Botschafter des Heils in Christo 1886
"Aber ich habe gegen dich, dass du deine erste Liebe verlassen hast"
Das Sendschreiben an die Versammlung zu Ephesus zeigt uns den Beginn des Verfalls in der christlichen Kirche (Off 2,1–7). Bis zu welcher Höhe und Ausdehnung dieser Verfall in der gegenwärtigen Zeit gekommen ist, vermag keine Feder zu beschreiben, kein Mund auszusprechen. Die Gesetzlosigkeit tritt von Tag zu Tage gewalttätiger und frecher hervor und wird bald auch die letzte Schranke durchbrochen haben.
Je mehr wir aber, durch den Geist Gottes geleitet, befähigt sind, in die Tiefe dieses Verfalls hineinzuschauen, desto mehr müssen wir staunen über die wunderbare Gnade Gottes, die sich gerade in unseren Tagen, ja, in diesen bösen Tagen, so überreich entfaltet hat und immer noch fortfährt, ihre gesegnete Wirksamkeit zu offenbaren. Wie groß ist nah und fern die Zahl derer, die in jüngster Zeit durch seine Gnade errettet worden sind! Wie viele einst hoffnungslose Sünder, die nichts als Tod und Verdammnis zu erwarten hatten, blicken jetzt voll glückseliger Hoffnung nach oben, wo eine ewige Herrlichkeit für sie bereit liegt!
Und andererseits hat der Herr in unseren Tagen und inmitten der fast zahllosen Parteien wiederum ein klares Zeugnis für die Wahrheit aufgerichtet, und viele Tausende der seinigen erfreuen sich derselben. Sie erfreuen sich seiner herrlichen Ratschlüsse, die Er vor Grundlegung der Welt gefasst und durch die Apostel und Propheten des Neuen Testaments offenbart hat, deren Gegenstand Christus und die Versammlung ist. Sie erwarten den Herrn zu ihrer Aufnahme, um vor dem kommenden Zorn in Sicherheit gebracht zu werden; sie versammeln sich, getrennt von allen Parteien und in Anerkennung der Einheit des Geistes, einfach in dem Namen Jesu, verkündigen seinen Tod und bringen Ihm die Opfer des Lobes dar. Sind sie auch nicht die Versammlung – denn diese umsaht alle wahren Gläubigen, alle Erlösten auf der ganzen Erde, so wie eine örtliche Versammlung alle an jenem Ort wohnenden Glieder Christi einschließt – so kommen sie doch auf dem einfach wahren Boden der Versammlung Gottes zusammen und machen von ihren gesegneten Vorrechten Gebrauch. – Im Blick auf solch reiche Segnungen der Gnade Gottes, und dazu in einer so bösen Zeit, wie die gegenwärtige ist, können unsere Herzen nur mit Dank und Anbetung erfüllt sein.
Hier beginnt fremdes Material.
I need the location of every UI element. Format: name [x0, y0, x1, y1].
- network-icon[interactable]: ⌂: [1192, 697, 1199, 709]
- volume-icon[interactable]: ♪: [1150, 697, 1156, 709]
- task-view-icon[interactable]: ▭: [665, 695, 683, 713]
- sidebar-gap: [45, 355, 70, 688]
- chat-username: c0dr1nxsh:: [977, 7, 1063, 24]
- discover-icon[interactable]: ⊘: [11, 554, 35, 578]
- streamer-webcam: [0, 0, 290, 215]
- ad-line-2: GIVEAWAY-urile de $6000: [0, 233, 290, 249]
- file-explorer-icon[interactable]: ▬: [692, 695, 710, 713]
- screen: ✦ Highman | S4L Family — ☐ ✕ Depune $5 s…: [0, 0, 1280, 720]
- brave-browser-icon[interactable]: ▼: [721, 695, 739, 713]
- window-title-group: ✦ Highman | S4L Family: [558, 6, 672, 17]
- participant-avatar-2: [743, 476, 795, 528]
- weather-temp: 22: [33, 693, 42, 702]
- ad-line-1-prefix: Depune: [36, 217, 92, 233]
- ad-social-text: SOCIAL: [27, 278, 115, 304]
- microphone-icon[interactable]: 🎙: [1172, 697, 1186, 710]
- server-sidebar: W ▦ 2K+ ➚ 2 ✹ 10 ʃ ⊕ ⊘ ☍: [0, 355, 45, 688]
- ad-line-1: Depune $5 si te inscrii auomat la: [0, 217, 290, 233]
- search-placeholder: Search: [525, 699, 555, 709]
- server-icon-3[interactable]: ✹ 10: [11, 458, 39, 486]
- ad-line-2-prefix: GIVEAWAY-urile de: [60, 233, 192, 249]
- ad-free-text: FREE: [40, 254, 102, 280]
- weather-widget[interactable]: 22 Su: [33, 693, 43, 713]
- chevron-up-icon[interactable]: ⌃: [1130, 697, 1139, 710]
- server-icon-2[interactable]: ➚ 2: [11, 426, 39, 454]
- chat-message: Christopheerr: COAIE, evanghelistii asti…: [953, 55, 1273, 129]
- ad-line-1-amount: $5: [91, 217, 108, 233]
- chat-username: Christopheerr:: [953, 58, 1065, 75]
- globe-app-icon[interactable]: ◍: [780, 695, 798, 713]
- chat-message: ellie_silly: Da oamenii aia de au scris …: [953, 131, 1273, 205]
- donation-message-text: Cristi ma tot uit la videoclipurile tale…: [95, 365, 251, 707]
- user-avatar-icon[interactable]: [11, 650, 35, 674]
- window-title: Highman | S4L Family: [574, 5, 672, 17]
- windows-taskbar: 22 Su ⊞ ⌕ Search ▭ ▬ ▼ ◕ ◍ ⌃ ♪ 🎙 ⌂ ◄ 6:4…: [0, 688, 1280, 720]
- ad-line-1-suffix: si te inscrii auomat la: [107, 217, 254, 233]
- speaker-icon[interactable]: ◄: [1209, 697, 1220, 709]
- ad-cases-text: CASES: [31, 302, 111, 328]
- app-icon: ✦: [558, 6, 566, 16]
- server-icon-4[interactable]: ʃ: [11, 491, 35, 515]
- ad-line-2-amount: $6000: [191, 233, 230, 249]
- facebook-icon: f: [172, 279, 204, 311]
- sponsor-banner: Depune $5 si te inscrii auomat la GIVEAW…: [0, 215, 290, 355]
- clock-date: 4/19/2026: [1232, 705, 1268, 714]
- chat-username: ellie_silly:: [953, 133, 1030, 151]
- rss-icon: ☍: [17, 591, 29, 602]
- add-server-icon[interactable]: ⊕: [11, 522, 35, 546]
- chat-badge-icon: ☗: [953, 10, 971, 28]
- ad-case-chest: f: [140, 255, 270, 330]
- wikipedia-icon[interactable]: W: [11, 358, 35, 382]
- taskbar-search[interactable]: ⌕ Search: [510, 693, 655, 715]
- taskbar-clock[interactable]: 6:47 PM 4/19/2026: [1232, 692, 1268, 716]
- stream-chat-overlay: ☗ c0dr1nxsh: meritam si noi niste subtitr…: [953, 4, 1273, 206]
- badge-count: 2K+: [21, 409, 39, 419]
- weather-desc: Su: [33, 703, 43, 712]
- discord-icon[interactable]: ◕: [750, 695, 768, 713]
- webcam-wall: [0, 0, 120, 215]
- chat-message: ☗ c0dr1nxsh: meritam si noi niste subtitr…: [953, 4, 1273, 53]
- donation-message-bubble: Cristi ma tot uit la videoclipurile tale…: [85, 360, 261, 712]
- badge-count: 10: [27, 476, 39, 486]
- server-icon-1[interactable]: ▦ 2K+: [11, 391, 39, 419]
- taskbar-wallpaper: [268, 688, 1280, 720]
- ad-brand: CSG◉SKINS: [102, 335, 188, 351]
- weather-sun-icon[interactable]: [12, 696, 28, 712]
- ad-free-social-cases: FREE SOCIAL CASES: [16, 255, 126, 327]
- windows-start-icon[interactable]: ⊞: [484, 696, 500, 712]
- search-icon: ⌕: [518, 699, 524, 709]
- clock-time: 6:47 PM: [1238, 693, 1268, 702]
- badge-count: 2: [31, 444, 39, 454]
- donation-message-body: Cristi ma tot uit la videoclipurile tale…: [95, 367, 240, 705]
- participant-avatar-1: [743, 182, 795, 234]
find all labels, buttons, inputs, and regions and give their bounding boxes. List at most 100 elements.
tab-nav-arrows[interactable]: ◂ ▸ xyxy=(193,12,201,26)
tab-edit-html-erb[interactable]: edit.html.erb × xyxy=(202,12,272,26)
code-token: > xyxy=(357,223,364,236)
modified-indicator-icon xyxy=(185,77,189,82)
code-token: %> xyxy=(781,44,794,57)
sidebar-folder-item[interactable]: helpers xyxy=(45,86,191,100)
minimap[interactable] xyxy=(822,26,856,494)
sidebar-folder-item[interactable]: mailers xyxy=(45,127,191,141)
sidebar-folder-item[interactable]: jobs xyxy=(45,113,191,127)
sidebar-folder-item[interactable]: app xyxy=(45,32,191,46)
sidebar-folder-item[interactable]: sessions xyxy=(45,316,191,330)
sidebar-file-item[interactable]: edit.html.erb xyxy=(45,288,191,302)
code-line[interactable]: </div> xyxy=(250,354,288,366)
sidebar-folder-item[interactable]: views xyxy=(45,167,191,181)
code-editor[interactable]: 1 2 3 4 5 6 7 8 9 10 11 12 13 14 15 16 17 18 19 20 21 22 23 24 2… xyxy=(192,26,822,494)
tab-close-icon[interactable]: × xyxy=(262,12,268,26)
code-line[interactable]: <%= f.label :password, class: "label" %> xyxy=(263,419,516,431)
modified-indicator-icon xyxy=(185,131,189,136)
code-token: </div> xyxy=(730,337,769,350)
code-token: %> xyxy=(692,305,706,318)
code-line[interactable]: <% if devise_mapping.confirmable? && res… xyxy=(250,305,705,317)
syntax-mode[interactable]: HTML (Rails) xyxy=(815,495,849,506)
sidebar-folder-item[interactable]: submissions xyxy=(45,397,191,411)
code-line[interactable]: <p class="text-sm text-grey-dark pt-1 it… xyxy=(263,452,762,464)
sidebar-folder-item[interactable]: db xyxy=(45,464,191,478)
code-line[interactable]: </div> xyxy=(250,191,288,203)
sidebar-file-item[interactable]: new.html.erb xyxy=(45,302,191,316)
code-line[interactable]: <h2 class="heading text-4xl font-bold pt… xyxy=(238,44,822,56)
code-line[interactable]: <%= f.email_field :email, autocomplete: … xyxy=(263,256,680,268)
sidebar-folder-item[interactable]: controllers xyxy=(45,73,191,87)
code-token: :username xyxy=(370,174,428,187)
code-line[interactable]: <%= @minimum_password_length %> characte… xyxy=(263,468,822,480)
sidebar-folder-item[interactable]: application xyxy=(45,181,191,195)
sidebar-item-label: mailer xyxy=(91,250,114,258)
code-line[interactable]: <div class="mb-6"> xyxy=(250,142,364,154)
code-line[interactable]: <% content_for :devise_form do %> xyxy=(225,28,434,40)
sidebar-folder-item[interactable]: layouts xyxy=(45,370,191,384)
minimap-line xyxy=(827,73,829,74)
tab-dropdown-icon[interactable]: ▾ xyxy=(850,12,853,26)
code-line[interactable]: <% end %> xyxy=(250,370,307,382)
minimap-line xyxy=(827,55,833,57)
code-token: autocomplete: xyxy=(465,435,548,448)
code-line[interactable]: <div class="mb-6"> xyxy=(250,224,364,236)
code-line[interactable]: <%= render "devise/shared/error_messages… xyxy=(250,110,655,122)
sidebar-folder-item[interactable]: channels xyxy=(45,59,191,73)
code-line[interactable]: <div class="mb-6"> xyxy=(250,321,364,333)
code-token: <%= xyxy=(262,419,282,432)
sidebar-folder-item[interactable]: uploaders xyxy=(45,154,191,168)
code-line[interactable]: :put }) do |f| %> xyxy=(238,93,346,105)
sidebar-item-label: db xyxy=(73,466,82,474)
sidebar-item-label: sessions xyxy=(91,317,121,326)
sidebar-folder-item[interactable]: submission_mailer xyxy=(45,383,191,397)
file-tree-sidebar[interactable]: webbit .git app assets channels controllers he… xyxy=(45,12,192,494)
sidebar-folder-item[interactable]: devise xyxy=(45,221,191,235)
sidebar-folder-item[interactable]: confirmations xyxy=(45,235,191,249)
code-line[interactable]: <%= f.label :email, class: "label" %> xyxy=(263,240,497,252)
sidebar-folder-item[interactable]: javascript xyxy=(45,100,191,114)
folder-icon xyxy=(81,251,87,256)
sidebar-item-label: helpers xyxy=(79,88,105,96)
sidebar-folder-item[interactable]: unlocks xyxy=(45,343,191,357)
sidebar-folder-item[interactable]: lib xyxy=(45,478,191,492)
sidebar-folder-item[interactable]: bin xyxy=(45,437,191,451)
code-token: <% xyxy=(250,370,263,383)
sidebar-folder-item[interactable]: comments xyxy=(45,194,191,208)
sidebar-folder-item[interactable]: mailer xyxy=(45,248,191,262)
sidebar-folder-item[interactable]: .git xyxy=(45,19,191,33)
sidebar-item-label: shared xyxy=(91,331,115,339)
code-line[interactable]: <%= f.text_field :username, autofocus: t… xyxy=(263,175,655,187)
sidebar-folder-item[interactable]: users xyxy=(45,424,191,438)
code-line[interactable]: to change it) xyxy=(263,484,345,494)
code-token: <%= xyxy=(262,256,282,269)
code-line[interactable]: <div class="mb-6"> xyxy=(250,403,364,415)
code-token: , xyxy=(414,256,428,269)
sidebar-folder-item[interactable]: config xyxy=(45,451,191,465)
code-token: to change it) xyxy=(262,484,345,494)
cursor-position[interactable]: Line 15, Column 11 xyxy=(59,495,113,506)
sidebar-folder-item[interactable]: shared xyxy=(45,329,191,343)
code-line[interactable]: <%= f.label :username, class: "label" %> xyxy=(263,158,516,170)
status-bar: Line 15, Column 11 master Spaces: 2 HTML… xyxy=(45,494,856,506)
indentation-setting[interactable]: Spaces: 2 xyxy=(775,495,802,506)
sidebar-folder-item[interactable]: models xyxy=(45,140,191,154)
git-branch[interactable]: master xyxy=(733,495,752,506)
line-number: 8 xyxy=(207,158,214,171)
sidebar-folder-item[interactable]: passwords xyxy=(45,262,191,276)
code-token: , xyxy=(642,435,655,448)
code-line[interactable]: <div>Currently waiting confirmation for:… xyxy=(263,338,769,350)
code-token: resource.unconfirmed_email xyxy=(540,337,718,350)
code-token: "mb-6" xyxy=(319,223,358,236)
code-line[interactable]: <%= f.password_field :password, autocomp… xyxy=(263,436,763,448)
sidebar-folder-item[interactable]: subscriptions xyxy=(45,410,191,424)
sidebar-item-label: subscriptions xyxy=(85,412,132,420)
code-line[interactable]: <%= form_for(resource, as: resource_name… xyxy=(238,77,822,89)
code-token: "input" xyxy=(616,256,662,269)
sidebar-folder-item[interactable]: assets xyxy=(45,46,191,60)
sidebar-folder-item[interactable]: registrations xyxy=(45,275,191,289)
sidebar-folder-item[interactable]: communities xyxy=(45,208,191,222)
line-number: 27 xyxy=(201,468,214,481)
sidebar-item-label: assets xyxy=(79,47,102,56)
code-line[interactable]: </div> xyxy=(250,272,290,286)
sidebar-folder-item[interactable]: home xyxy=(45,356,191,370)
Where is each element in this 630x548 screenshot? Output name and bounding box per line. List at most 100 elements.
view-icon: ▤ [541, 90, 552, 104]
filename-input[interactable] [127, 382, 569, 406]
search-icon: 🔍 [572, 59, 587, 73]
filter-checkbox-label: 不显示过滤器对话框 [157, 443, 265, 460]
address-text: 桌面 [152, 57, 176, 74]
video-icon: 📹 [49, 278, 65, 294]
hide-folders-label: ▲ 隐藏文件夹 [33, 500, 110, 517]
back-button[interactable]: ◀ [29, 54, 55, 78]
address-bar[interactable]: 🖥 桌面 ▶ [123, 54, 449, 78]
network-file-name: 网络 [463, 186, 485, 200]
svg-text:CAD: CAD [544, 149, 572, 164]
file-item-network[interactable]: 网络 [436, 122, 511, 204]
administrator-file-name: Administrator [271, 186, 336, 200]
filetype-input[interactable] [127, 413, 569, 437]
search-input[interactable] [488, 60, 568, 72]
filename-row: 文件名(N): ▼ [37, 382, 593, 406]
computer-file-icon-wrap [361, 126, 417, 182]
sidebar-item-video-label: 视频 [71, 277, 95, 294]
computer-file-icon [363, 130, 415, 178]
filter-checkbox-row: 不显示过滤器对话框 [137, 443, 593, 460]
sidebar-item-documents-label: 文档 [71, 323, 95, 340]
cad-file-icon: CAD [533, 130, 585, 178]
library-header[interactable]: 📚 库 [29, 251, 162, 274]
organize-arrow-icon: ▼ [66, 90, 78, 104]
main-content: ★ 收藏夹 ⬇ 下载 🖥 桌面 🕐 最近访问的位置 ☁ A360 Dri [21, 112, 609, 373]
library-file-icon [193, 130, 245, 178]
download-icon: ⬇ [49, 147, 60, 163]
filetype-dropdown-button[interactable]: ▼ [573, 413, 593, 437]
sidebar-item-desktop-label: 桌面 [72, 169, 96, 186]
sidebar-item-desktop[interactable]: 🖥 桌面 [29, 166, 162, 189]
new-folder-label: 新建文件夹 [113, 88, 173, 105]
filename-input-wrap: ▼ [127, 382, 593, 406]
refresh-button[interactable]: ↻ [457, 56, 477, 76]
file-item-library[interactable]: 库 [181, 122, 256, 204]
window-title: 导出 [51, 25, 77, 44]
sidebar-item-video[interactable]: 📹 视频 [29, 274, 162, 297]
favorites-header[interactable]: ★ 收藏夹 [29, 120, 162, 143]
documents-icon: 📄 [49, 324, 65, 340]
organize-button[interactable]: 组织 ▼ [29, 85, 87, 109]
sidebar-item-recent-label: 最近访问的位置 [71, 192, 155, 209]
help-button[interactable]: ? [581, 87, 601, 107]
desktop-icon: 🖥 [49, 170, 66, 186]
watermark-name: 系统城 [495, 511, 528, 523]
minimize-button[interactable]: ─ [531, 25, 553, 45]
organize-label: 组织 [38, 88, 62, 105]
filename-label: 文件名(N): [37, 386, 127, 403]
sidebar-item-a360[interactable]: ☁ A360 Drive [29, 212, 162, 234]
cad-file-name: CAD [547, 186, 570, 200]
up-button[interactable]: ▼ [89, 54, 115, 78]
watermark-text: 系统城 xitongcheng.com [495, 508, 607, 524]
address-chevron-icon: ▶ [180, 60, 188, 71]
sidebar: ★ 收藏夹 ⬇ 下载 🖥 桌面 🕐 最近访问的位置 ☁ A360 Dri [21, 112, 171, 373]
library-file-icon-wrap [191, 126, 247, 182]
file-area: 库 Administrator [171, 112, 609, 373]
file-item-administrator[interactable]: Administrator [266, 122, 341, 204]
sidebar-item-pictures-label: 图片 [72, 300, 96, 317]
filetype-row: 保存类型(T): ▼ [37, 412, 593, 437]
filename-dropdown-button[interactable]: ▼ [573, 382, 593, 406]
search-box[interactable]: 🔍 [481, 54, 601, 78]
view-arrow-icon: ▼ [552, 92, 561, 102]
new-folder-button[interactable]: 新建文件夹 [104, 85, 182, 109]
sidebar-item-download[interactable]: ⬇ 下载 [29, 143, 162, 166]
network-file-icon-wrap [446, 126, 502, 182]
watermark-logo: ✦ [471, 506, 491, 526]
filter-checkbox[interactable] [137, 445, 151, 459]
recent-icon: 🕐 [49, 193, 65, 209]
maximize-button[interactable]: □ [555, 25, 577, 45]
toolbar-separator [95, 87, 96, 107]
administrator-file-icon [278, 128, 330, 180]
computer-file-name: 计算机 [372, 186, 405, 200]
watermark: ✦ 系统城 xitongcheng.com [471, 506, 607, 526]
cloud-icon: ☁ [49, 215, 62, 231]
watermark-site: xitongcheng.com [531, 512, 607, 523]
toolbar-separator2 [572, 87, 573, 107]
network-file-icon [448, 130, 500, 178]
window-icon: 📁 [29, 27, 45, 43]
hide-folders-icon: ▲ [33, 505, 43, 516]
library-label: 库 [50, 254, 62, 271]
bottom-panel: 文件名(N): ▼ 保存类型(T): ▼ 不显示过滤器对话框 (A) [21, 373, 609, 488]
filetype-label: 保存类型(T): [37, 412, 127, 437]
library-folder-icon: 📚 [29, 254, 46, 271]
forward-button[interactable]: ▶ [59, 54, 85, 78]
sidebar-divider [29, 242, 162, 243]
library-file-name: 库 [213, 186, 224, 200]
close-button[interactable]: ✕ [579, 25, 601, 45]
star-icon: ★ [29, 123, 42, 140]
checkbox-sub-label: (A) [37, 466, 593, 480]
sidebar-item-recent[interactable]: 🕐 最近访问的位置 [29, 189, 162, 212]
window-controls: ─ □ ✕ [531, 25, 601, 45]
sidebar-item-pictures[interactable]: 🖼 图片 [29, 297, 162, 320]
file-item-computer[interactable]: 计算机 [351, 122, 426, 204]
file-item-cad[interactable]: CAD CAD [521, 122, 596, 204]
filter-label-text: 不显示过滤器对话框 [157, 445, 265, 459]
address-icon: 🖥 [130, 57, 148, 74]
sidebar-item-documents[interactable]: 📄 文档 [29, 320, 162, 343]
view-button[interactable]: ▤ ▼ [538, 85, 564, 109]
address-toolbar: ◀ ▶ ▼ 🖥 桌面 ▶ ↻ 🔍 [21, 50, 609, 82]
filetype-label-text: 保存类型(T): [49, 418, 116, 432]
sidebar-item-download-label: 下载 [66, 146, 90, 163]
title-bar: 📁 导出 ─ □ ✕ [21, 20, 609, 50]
Der Mensch aber bleibt immer derselbe; zu aller Zeit offenbart er seine Schwäche und seine Undankbarkeit, am Ende wie im Anfang der Geschichte der Kirche auf der Erde. Nach und nach weicht er von dem gesegneten Boden ab, auf welchen die Gnade ihn gestellt hat, und bleibt, im Blick auf die Erfüllung seiner Verantwortlichkeit, immer weiter hinter den ihm verliehenen Segnungen zurück. Ein höchst ernster Gedanke, der wohl geeignet ist, uns tief zu demütigen! Doch welch ein Glück, dass die Gnade Gottes ewiglich währt, und dass nichts uns aus seiner Hand rauben, nichts uns von seiner Liebe, die in Christus Jesus ist, trennen kann!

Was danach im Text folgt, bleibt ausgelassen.